Sometime in late 1959, my mother arrived back at our village in Chief Magodi in the Lundazi District of Eastern Zambia in Southern Africa. I had lived with my grandparents, uncles, aunts, dozens of cousins and other kinship member. The village may have had a population of over 200. For two years I was first herding goats and later doing Sub A at the nearby Boyole School. My mother had come to get me to join the family in the Luangwa Valley where my father was a schoolteacher.
We caught the then Northern Rhodesia Central African Road Services (CARS) bus at Hoya on the Lundazi-Chama Road. When the bus coming from Chama finally arrived, it was exciting. There was dust, passengers coming out, all the relatives who had escorted us saying goodbye to me and my mother. The smell of burning diesel fumes was very strong, strange, and new. When I stepped foot into the bus, it was all shaking, trembling, and rattling from the idling engine. We rode the bus for half an hour and we arrived in the tiny provincial district of Lundazi.
My mother and I spent a night at the rest house in Lundazi. It was a huge building with tiles for a roof. It had upstairs and downstairs. It cost you six pence for upstairs and 3 pence per night for downstairs. The following day at noon, we boarded the bus for Chief Mwanya.
The bus drove really slowly as we quickly reached the outskirts of the tinytown. The road was narrow and bumpy at first. Later on the bus picked up speed. It was going so fast and trees were zooming by so close to the road I wondered how the driver missed crushing into them. The repeated bumps, swerves and ups and downs were so violent and nerve jarring that adults, including my mother, were vomiting out of the bus windows. I stood all the way and was enjoying the experience.
At 3:00 pm that afternoon, we arrived at Lumimba Catholic Mission station. We all came out for refreshments. There were streaks of vomit all along the bus outside. None of the adults could eat because their stomachs were so upset. My mother bought me nshima with delicious chicken and I ate it all, wiping the plate clean. I was very hungry. At 6:00 pm that evening we arrived at Chief Mwanya’s palace. My mother and I spent a night at one of the chief’s guest houses since the Chief knew my father as the head teacher at Chasela Primary School.
Early the following morning, my mother and I set off on foot for Chasela Primary School. But first she went into the bush and broke a small branch of the mnyongoroka tree. She stripped the fiber and broke the stick into 4 pieces which she threw in all four directions; North, South, West, and East. My mother was carrying a bundle on her head of our clothes and blankets.
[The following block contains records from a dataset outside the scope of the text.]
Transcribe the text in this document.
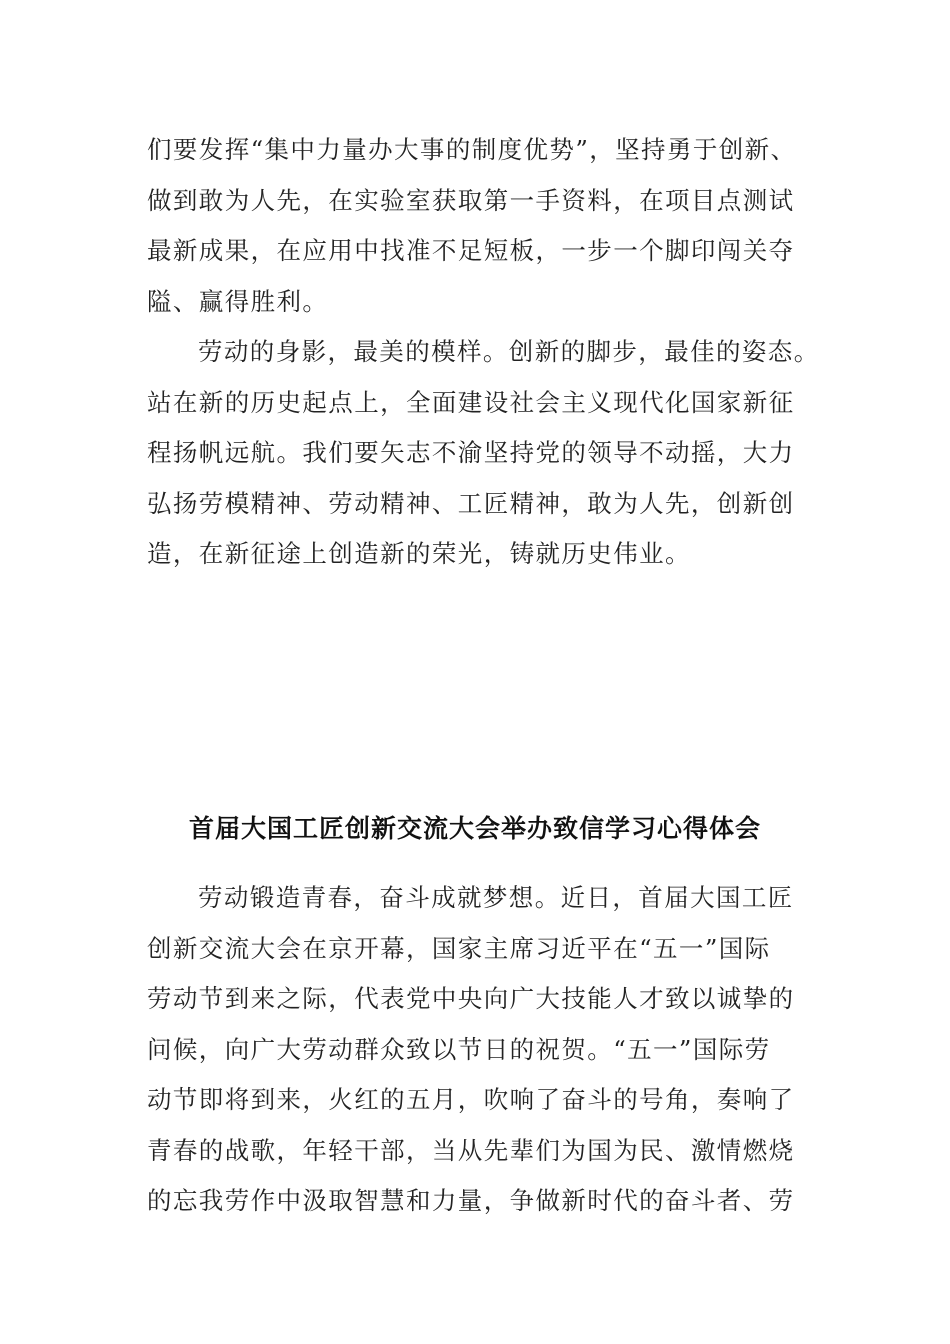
们要发挥“集中力量办大事的制度优势”，坚持勇于创新、
做到敢为人先，在实验室获取第一手资料，在项目点测试
最新成果，在应用中找准不足短板，一步一个脚印闯关夺
隘、赢得胜利。
劳动的身影，最美的模样。创新的脚步，最佳的姿态。
站在新的历史起点上，全面建设社会主义现代化国家新征
程扬帆远航。我们要矢志不渝坚持党的领导不动摇，大力
弘扬劳模精神、劳动精神、工匠精神，敢为人先，创新创
造，在新征途上创造新的荣光，铸就历史伟业。
首届大国工匠创新交流大会举办致信学习心得体会
劳动锻造青春，奋斗成就梦想。近日，首届大国工匠
创新交流大会在京开幕，国家主席习近平在“五一”国际
劳动节到来之际，代表党中央向广大技能人才致以诚挚的
问候，向广大劳动群众致以节日的祝贺。“五一”国际劳
动节即将到来，火红的五月，吹响了奋斗的号角，奏响了
青春的战歌，年轻干部，当从先辈们为国为民、激情燃烧
的忘我劳作中汲取智慧和力量，争做新时代的奋斗者、劳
I was small so my mother had to walk at my slow small boy’s pace. By 9:00 am, the searing valley heat was on and we were walking bare feet. By noon, our drinking water was gone, I was trotting as the ground was scalding my feet and I was crying and asking my mother to carry me. You could smell and see the seething heat which could have been easily atleast 100 degrees Fareinheit. The earth, dust and dirt were hot. My feet and legs were aching and threatening to turn into jelly every step I took. My mother kept saying we were almost there and “your dad has nshima with chicken ready and plenty of drinking water”.
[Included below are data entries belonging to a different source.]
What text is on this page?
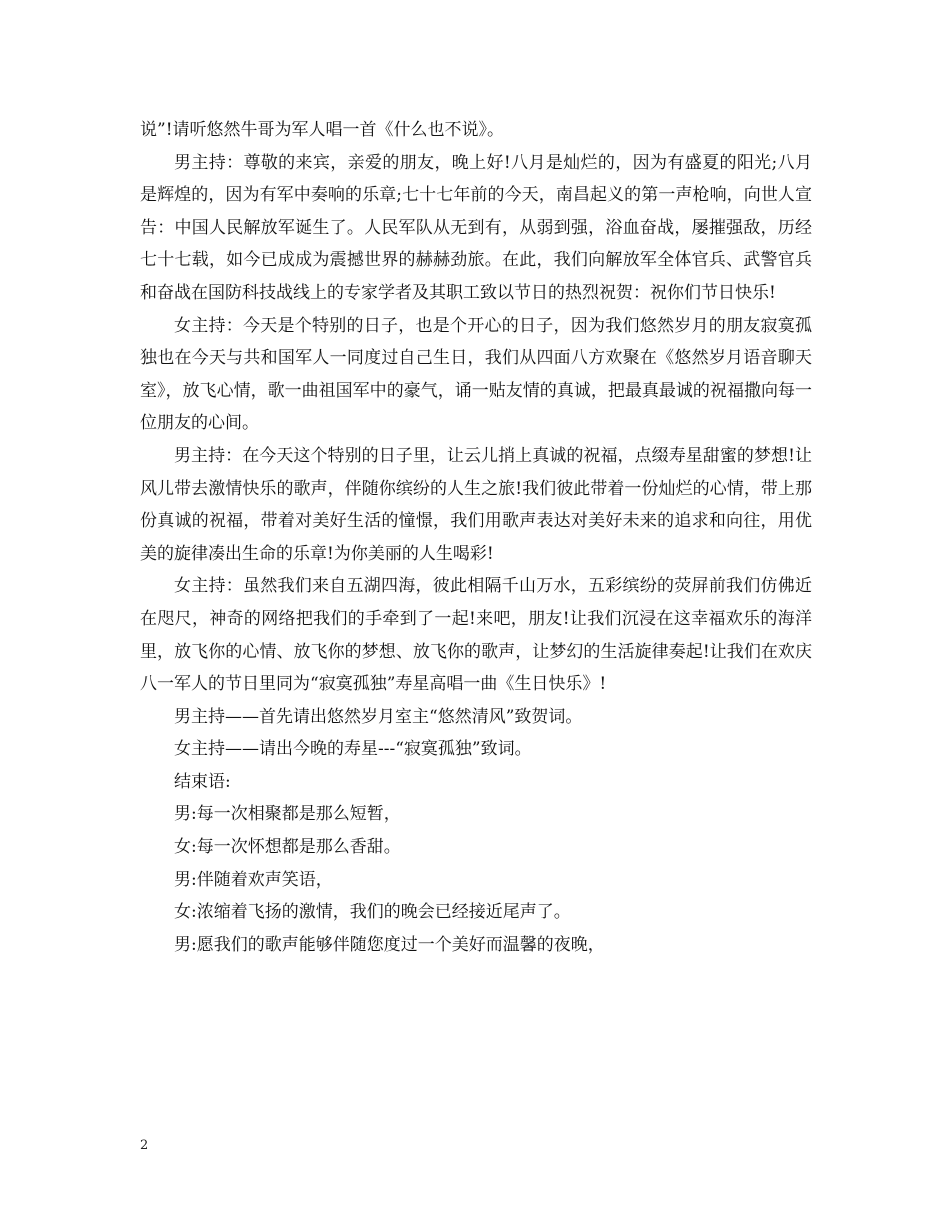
说”!请听悠然牛哥为军人唱一首《什么也不说》。

男主持：尊敬的来宾，亲爱的朋友，晚上好!八月是灿烂的，因为有盛夏的阳光;八月是辉煌的，因为有军中奏响的乐章;七十七年前的今天，南昌起义的第一声枪响，向世人宣告：中国人民解放军诞生了。人民军队从无到有，从弱到强，浴血奋战，屡摧强敌，历经七十七载，如今已成成为震撼世界的赫赫劲旅。在此，我们向解放军全体官兵、武警官兵和奋战在国防科技战线上的专家学者及其职工致以节日的热烈祝贺：祝你们节日快乐!

女主持：今天是个特别的日子，也是个开心的日子，因为我们悠然岁月的朋友寂寞孤独也在今天与共和国军人一同度过自己生日，我们从四面八方欢聚在《悠然岁月语音聊天室》，放飞心情，歌一曲祖国军中的豪气，诵一贴友情的真诚，把最真最诚的祝福撒向每一位朋友的心间。

男主持：在今天这个特别的日子里，让云儿捎上真诚的祝福，点缀寿星甜蜜的梦想!让风儿带去激情快乐的歌声，伴随你缤纷的人生之旅!我们彼此带着一份灿烂的心情，带上那份真诚的祝福，带着对美好生活的憧憬，我们用歌声表达对美好未来的追求和向往，用优美的旋律凑出生命的乐章!为你美丽的人生喝彩!

女主持：虽然我们来自五湖四海，彼此相隔千山万水，五彩缤纷的荧屏前我们仿佛近在咫尺，神奇的网络把我们的手牵到了一起!来吧，朋友!让我们沉浸在这幸福欢乐的海洋里，放飞你的心情、放飞你的梦想、放飞你的歌声，让梦幻的生活旋律奏起!让我们在欢庆八一军人的节日里同为“寂寞孤独”寿星高唱一曲《生日快乐》!

男主持——首先请出悠然岁月室主“悠然清风”致贺词。

女主持——请出今晚的寿星---“寂寞孤独”致词。

结束语:

男:每一次相聚都是那么短暂，

女:每一次怀想都是那么香甜。

男:伴随着欢声笑语，

女:浓缩着飞扬的激情，我们的晚会已经接近尾声了。

男:愿我们的歌声能够伴随您度过一个美好而温馨的夜晚，

2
At one point my mother pointed to a distance where we could see some baboons and herd of buffalo. I was by now bawling with both my hands behind my head and pleading with my mother for us to stop. She said we could not afford to stop and rest, as there were too many lions, leopards, and hyenas that came out at night. We had to get home before sun set. We could be meat. This was true. We had to get home before dark.
She kept sweetly encouraging me to walk a few more yards with: “The house is just beyond those bushes”. At 3:00 pm, we finally arrived at the house. I had walked ten miles in seething heat and bare foot. I collapsed, did not eat dinner and slept all night. The following day I could hardly walk as my feet and legs were swollen. This is where I was to live for the next 2 years; a place among the Bisa people in the Luangwa Valley with incredible wild life everywhere everyday. When I was older, she explained that the twigs of the mnyongoroka tree that she tossed in four directions were meant to ward off all dangerous wild animals along the way. Indeed, that whole journey not a single dangerous wild animal crossed our path. This area at the time was teaming with dangerous wild animals night and day.
Incidentally when my boys were small they used to like the game “bus ride to Chasela” with daddy. I would put them on my knee, bump them violently up and down, half tip them over on sharp bends, and they would pretend to throw up like grandma did. They would giggle and scream because it felt like riding a roller coaster at an amusement park. They all loved the ride and begged me to give them the ride to Chasela during any spare moment when they wanted to have some fun with daddy.